Do you remember my first Sage Haven post? It was about how I choose a word to focus my year on rather than setting resolutions. (You can read it HERE.) This tradition began in 2017 when I focused on “release” and has moved through the years to help create intention in my life and visualize how I want the year to transpire. In the past, I’ve chosen to live with gratitude (2018), intention (2019), contentment (2020 and 2021), and cultivation (2022).
I believe I truly lived for my word of 2022: cultivate. I developed my hobbies of growing houseplants and bullet journaling. I focused on better balancing work and home life. I made the decision to join a CrossFit box and learned more about my body by going to a specialist to identify the causes of infertility and multiple pregnancy losses. And I actively worked to cultivate relationships in my life that bring me joy.
As another year looms, I have again considered how I want to focus my 2023. This year was honestly the easiest to decide. As I catch myself having imaginary conversations of no real benefit, I realized exactly what word will direct the new year:
Present
This last year has been one of learning. Learning how to cope with past regrets, how to navigate life following old decisions, and how to prepare for the unknown of the future. So as I learned and allowed wounds of the past to heal and scars to fade, I prayed for resolve on what 2023 would bring.

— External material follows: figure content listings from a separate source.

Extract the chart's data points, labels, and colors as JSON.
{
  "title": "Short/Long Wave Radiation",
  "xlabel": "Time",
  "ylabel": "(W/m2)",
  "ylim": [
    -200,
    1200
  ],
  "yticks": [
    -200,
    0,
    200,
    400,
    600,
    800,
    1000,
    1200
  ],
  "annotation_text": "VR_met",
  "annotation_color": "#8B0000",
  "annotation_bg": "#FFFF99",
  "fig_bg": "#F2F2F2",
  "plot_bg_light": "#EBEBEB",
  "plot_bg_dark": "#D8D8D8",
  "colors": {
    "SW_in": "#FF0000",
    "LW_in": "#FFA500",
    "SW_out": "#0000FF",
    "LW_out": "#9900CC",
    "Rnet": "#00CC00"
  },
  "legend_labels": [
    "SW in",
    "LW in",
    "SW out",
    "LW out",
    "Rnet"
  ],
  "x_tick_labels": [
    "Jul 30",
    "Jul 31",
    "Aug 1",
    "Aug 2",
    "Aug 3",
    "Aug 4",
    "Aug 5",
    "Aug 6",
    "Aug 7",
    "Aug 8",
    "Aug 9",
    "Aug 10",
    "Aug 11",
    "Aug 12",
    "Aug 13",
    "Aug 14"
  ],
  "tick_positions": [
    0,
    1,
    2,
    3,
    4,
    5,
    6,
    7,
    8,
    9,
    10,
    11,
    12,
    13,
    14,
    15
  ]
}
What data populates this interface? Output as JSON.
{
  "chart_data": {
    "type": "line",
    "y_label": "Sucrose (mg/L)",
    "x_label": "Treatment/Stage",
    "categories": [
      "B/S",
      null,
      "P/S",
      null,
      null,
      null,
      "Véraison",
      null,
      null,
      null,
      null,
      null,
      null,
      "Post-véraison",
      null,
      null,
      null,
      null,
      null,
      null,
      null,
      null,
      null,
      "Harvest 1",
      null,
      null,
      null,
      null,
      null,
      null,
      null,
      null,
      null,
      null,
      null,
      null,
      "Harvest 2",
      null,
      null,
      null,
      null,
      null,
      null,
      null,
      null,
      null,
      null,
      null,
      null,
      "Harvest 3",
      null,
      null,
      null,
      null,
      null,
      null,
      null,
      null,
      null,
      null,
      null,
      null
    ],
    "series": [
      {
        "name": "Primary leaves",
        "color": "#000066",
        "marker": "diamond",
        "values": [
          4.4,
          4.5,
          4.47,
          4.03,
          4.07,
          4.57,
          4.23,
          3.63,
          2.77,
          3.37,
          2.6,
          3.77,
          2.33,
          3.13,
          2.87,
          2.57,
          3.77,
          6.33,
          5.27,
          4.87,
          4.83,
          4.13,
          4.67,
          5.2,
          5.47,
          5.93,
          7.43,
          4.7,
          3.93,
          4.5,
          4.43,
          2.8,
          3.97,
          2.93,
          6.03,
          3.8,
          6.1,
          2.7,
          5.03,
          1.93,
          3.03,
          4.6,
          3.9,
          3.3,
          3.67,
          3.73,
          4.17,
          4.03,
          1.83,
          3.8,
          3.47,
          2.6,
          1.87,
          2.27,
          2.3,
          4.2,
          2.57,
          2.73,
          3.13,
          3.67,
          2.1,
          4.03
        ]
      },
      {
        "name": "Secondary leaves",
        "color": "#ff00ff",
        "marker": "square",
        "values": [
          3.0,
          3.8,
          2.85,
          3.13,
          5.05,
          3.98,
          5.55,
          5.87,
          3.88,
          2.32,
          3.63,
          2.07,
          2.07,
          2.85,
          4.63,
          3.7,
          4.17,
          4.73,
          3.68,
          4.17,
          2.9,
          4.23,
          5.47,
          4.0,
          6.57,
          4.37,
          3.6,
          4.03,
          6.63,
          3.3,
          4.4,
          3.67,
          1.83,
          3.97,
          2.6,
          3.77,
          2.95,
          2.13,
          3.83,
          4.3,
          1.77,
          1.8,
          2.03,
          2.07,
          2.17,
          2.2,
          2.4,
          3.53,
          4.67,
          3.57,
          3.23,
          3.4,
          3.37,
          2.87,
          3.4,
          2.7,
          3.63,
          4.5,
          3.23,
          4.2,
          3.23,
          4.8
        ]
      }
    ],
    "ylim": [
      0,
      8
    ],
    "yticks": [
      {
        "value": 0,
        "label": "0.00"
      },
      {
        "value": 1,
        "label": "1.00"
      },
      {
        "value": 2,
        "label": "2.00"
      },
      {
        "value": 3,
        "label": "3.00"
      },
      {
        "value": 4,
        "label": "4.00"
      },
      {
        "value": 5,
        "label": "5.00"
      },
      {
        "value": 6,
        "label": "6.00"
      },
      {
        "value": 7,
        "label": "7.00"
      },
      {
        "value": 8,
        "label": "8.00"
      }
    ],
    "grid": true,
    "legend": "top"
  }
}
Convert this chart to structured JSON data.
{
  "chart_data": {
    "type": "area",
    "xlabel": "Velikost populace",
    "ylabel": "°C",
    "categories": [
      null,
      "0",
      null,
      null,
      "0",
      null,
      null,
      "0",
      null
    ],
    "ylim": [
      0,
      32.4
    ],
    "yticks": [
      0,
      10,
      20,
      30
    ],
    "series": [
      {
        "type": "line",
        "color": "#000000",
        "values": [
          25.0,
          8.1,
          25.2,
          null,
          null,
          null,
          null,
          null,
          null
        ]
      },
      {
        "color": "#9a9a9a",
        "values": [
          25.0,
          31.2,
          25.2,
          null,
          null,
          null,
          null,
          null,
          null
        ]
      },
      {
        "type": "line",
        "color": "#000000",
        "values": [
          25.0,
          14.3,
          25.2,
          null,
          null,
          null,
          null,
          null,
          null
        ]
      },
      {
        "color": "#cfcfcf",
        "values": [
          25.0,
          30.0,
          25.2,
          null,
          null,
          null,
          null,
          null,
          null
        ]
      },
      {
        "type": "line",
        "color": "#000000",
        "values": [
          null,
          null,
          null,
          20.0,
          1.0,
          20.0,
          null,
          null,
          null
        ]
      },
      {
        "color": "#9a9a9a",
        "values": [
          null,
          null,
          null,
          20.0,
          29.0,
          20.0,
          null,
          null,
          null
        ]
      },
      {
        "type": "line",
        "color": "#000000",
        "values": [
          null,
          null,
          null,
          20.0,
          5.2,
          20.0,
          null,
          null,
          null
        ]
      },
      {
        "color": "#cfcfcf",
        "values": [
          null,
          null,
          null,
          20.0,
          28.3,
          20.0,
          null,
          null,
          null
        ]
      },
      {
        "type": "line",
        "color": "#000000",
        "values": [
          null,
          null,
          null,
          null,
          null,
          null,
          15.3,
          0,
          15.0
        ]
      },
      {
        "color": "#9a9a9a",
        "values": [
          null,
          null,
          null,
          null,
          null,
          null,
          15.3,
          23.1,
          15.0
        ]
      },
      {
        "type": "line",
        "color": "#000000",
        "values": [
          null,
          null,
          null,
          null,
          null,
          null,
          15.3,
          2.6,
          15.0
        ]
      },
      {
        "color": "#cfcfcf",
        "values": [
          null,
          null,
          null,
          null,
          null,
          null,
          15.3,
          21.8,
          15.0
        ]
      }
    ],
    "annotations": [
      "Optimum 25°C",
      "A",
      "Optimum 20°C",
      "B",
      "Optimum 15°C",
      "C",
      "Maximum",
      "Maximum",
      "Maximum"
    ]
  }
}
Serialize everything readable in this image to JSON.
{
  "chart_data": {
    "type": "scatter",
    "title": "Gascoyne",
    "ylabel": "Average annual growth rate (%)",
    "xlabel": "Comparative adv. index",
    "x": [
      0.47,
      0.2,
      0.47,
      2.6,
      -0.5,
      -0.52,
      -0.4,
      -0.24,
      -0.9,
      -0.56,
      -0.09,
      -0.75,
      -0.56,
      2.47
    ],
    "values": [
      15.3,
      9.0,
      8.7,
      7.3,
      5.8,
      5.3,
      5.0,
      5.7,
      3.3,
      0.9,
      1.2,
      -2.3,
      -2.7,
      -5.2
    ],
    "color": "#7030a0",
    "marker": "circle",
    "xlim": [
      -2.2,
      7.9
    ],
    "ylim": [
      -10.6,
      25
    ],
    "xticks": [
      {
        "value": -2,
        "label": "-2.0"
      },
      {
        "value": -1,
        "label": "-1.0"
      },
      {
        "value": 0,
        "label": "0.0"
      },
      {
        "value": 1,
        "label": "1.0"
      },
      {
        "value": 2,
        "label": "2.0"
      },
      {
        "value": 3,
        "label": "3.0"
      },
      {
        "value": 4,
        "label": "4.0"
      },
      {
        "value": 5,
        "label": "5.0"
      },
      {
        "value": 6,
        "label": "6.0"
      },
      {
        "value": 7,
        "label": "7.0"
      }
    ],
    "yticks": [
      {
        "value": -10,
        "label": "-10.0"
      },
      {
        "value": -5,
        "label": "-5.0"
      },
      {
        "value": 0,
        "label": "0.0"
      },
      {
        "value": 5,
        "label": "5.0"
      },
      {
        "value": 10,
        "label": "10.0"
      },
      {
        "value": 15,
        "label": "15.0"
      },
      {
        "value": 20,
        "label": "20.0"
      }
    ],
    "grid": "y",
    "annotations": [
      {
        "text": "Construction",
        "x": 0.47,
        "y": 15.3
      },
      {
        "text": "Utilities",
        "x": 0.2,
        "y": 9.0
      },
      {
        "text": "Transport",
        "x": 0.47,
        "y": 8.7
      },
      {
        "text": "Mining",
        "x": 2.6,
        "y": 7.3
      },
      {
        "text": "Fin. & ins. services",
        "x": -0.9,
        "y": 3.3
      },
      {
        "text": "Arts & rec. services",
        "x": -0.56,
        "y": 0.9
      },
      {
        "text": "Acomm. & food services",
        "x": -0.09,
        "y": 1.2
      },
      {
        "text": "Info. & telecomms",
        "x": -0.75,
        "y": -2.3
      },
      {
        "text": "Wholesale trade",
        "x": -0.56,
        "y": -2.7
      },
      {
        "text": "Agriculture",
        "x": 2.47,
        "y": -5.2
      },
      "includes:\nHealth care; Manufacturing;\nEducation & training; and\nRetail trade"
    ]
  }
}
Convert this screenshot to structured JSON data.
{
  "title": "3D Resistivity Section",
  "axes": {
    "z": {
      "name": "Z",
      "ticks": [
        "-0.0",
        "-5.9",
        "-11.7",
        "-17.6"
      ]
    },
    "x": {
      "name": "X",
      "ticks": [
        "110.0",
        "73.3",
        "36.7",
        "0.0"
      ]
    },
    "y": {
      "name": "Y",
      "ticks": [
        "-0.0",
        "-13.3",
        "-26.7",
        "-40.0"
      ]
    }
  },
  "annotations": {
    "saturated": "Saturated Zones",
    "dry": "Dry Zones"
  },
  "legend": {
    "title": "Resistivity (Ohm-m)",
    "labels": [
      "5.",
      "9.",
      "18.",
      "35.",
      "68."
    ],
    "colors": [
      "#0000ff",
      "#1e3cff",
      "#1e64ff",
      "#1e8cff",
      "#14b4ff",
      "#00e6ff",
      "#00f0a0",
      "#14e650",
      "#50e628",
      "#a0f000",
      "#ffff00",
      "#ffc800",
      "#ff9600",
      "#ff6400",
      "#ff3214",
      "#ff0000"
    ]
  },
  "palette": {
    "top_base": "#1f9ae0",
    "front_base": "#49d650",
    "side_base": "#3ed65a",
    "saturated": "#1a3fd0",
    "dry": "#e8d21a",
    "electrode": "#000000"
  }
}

The answer is a lot. More than I’ve ever experienced, actually. Welcoming my first child and becoming a mother is going to bring more challenges and rewards into my life than I can even fathom. So how can I allow each success and failure to happen while maintaining my individualism and sanity? The answer was simple: by being present.
I cannot go into this next phase of life clinging to each mistake I make. (I feel as if I am entering motherhood from a good headspace — I know I’m going to fail. Over and over. And I know it is how I handle those failures that will most impact my child’s emotional intelligence at handling their own mishaps.)
I also cannot move through each day pondering the “what if’s” or “what could be’s.” I want to walk beside my child and enjoy the here-and-now. Life if too short to be trying to push the days even faster along…
Aside from the impending start of parenthood, I also want to find presence in myself. I want to be joyful of where I am in 2023 — whether that means accepting my new body after pregnancy and giving birth, finding happiness in maintaining a full-time career while knowingly missing milestones, or putting other dreams on hold as new priorities take front and center. Committing to being present in every facet is my number one goal for this next year.